Emir Çoban, Malatya LGBTI: As soon as we begin organizing, we were subject to police violence. In June 2014, we organized a pride march with the participation of LISTAG families. We are also part of the democratic society platform. We went to Roboski. We are in solidarity with people coming from Kobane. We have a variety of issues in Malatya, we cannot find lawyers. No one wants to take on our cases. We have house raids. Seven houses have been closed down. Sixteen were opened. There are arbitrary arrests. When our friend was walking with their mother and father, they took them away from the parents and took them to the police station.
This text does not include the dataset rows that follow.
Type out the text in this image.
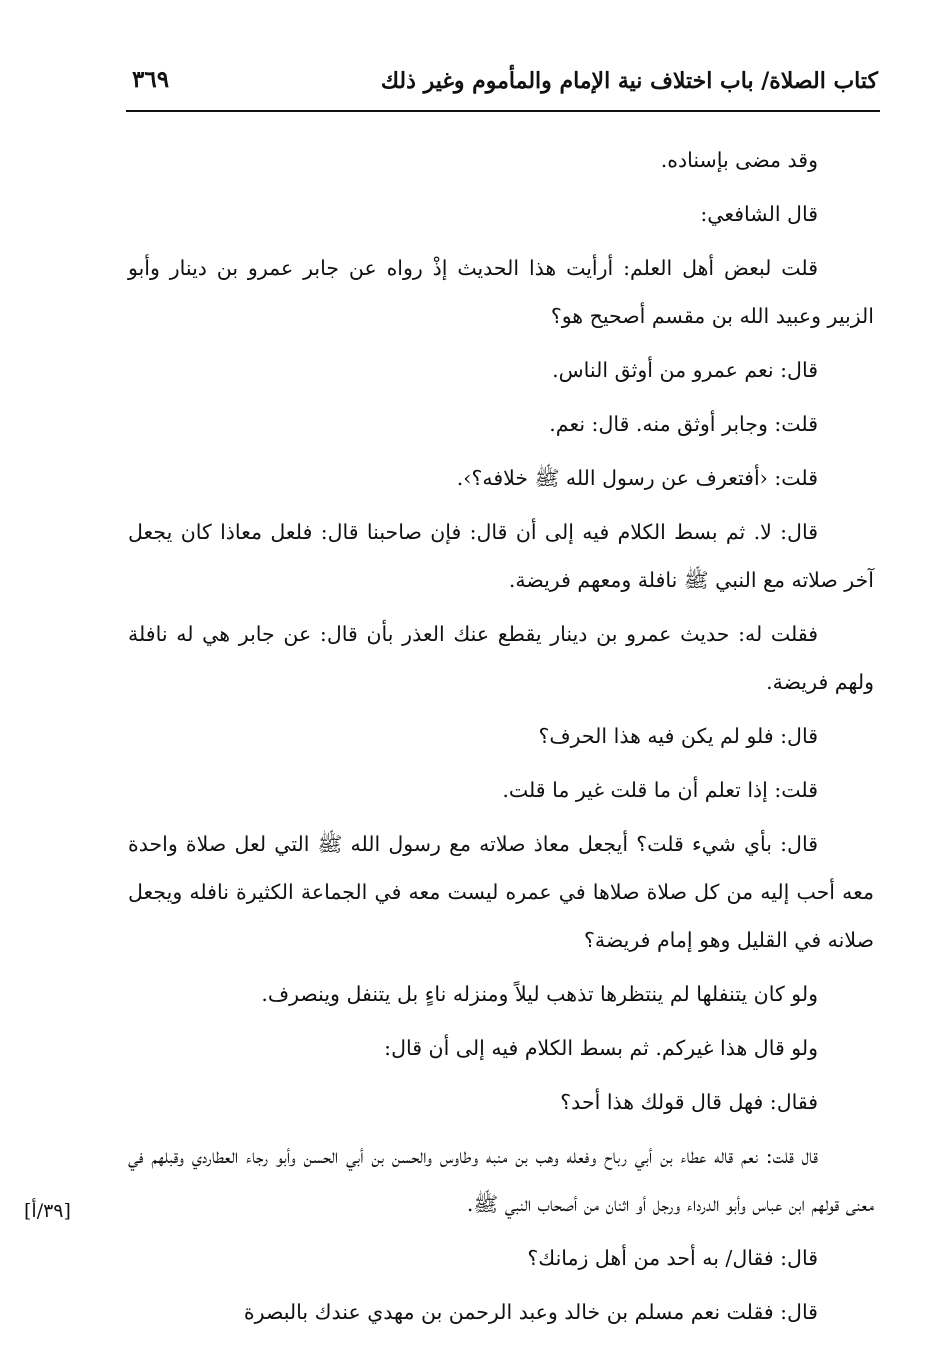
كتاب الصلاة/ باب اختلاف نية الإمام والمأموم وغير ذلك
٣٦٩

وقد مضى بإسناده.

قال الشافعي:

قلت لبعض أهل العلم: أرأيت هذا الحديث إذْ رواه عن جابر عمرو بن دينار وأبو الزبير وعبيد الله بن مقسم أصحيح هو؟

قال: نعم عمرو من أوثق الناس.

قلت: وجابر أوثق منه. قال: نعم.

قلت: ‹أفتعرف عن رسول الله ﷺ خلافه؟›.

قال: لا. ثم بسط الكلام فيه إلى أن قال: فإن صاحبنا قال: فلعل معاذا كان يجعل آخر صلاته مع النبي ﷺ نافلة ومعهم فريضة.

فقلت له: حديث عمرو بن دينار يقطع عنك العذر بأن قال: عن جابر هي له نافلة ولهم فريضة.

قال: فلو لم يكن فيه هذا الحرف؟

قلت: إذا تعلم أن ما قلت غير ما قلت.

قال: بأي شيء قلت؟ أيجعل معاذ صلاته مع رسول الله ﷺ التي لعل صلاة واحدة معه أحب إليه من كل صلاة صلاها في عمره ليست معه في الجماعة الكثيرة نافله ويجعل صلانه في القليل وهو إمام فريضة؟

ولو كان يتنفلها لم ينتظرها تذهب ليلاً ومنزله ناءٍ بل يتنفل وينصرف.

ولو قال هذا غيركم. ثم بسط الكلام فيه إلى أن قال:

فقال: فهل قال قولك هذا أحد؟

قال قلت: نعم قاله عطاء بن أبي رباح وفعله وهب بن منبه وطاوس والحسن بن أبي الحسن وأبو رجاء العطاردي وقبلهم في معنى قولهم ابن عباس وأبو الدرداء ورجل أو اثنان من أصحاب النبي ﷺ.

قال: فقال/ به أحد من أهل زمانك؟

قال: فقلت نعم مسلم بن خالد وعبد الرحمن بن مهدي عندك بالبصرة

[٣٩/أ]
On February 14, 2015, we will convene an anti-homophobia and anti-transphobia Anatolia and Kurdistan meeting.
Tolga Uyanık, Morel Eskişehir: We are trying to set up an equality unit within the Municipality. This platform would involve many organizations. Sexual orientation and gender identity are included in this platform.** In Eskişehir, we have principles of healthy city. These include principles regarding sexual orientation. We are in touch with People’s Houses and women’s organizations in Eskişehir. We want to participate in classes offered in Anadolu University and we want to offer support in the field of LGBTI issues.
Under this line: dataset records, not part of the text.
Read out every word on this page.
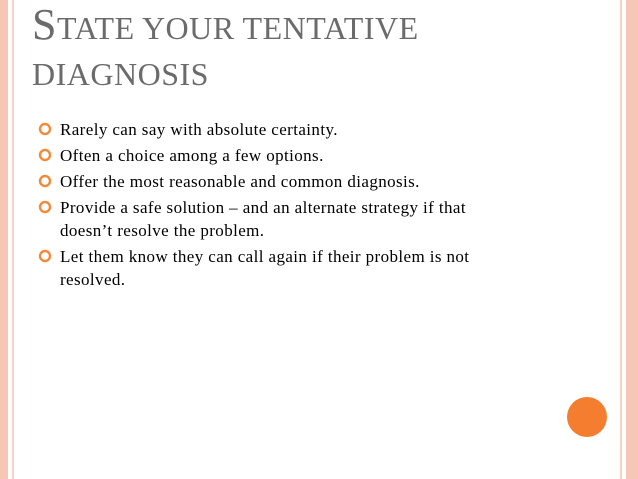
STATE YOUR TENTATIVE DIAGNOSIS
Rarely can say with absolute certainty.
Often a choice among a few options.
Offer the most reasonable and common diagnosis.
Provide a safe solution – and an alternate strategy if that doesn’t resolve the problem.
Let them know they can call again if their problem is not resolved.
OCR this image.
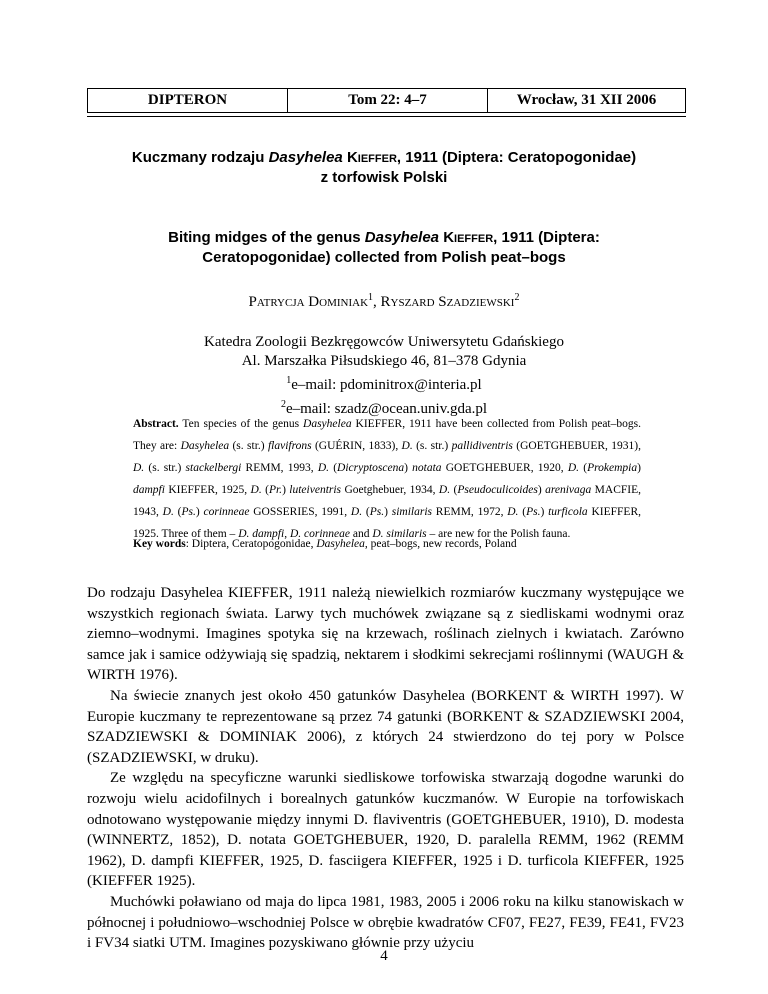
DIPTERON	Tom 22: 4–7	Wrocław, 31 XII 2006
Kuczmany rodzaju Dasyhelea Kieffer, 1911 (Diptera: Ceratopogonidae)
z torfowisk Polski
Biting midges of the genus Dasyhelea Kieffer, 1911 (Diptera:
Ceratopogonidae) collected from Polish peat–bogs
Patrycja Dominiak$^1$, Ryszard Szadziewski$^2$
Katedra Zoologii Bezkręgowców Uniwersytetu Gdańskiego
Al. Marszałka Piłsudskiego 46, 81–378 Gdynia
$^1$e–mail: pdominitrox@interia.pl
$^2$e–mail: szadz@ocean.univ.gda.pl
Abstract. Ten species of the genus Dasyhelea KIEFFER, 1911 have been collected from Polish peat–bogs. They are: Dasyhelea (s. str.) flavifrons (GUÉRIN, 1833), D. (s. str.) pallidiventris (GOETGHEBUER, 1931), D. (s. str.) stackelbergi REMM, 1993, D. (Dicryptoscena) notata GOETGHEBUER, 1920, D. (Prokempia) dampfi KIEFFER, 1925, D. (Pr.) luteiventris Goetghebuer, 1934, D. (Pseudoculicoides) arenivaga MACFIE, 1943, D. (Ps.) corinneae GOSSERIES, 1991, D. (Ps.) similaris REMM, 1972, D. (Ps.) turficola KIEFFER, 1925. Three of them – D. dampfi, D. corinneae and D. similaris – are new for the Polish fauna.
Key words: Diptera, Ceratopogonidae, Dasyhelea, peat–bogs, new records, Poland

Do rodzaju Dasyhelea KIEFFER, 1911 należą niewielkich rozmiarów kuczmany występujące we wszystkich regionach świata. Larwy tych muchówek związane są z siedliskami wodnymi oraz ziemno–wodnymi. Imagines spotyka się na krzewach, roślinach zielnych i kwiatach. Zarówno samce jak i samice odżywiają się spadzią, nektarem i słodkimi sekrecjami roślinnymi (WAUGH & WIRTH 1976).

Na świecie znanych jest około 450 gatunków Dasyhelea (BORKENT & WIRTH 1997). W Europie kuczmany te reprezentowane są przez 74 gatunki (BORKENT & SZADZIEWSKI 2004, SZADZIEWSKI & DOMINIAK 2006), z których 24 stwierdzono do tej pory w Polsce (SZADZIEWSKI, w druku).

Ze względu na specyficzne warunki siedliskowe torfowiska stwarzają dogodne warunki do rozwoju wielu acidofilnych i borealnych gatunków kuczmanów. W Europie na torfowiskach odnotowano występowanie między innymi D. flaviventris (GOETGHEBUER, 1910), D. modesta (WINNERTZ, 1852), D. notata GOETGHEBUER, 1920, D. paralella REMM, 1962 (REMM 1962), D. dampfi KIEFFER, 1925, D. fasciigera KIEFFER, 1925 i D. turficola KIEFFER, 1925 (KIEFFER 1925).

Muchówki poławiano od maja do lipca 1981, 1983, 2005 i 2006 roku na kilku stanowiskach w północnej i południowo–wschodniej Polsce w obrębie kwadratów CF07, FE27, FE39, FE41, FV23 i FV34 siatki UTM. Imagines pozyskiwano głównie przy użyciu

4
Deniz Eren, The Trans Consultation Center Association: We are trying to offer support to trans people during their transition. We are conducting a legal study on Article 40 of the Turkish Civil Code. We will carry out the last part in February in Ankara. We held meetings on how to change Article 40 of the Civil Code. Mahmut Tanal from the CHP[Republican People’s Party] proposed a bill in Parliament. In addition, we are trying to offer support in the form of lawyers and social workers. We are trying to set up a companion system. Drawing on Article 40 of the Civil Code, we are trying to offer social services, legal support and support for the transition process.
Alim, Afyon LGBTI: Today we will celebrate our first month. We have one trans friend. We do not have legal status. Even the school administration did not do anything. We are kicked out of spaces we occupy. We continually get reactions from the school and the public. We got a proposal from the department of childhood development at the university. They offered to collaborate on the topic of sexual orientation and sexual development. We got an offer to collaborate from the Radio-Film Department. We are routinely harassed by shopkeepers.
*This refers to an incident that transpired early January 2015 where police harassed two trans women playing snowball. They were assaulted and threatened by the police.
**Translator’s note: The exact meaning of the original sentence in the transcript is unclear. This is the translator’s interpretation.
This event has been held as part of the Project of the Rainbow Coalition Against Discrimination carried out jointly by Kaos GL and Pink Life. Financial support is provided by the European Union Civil Thought Program.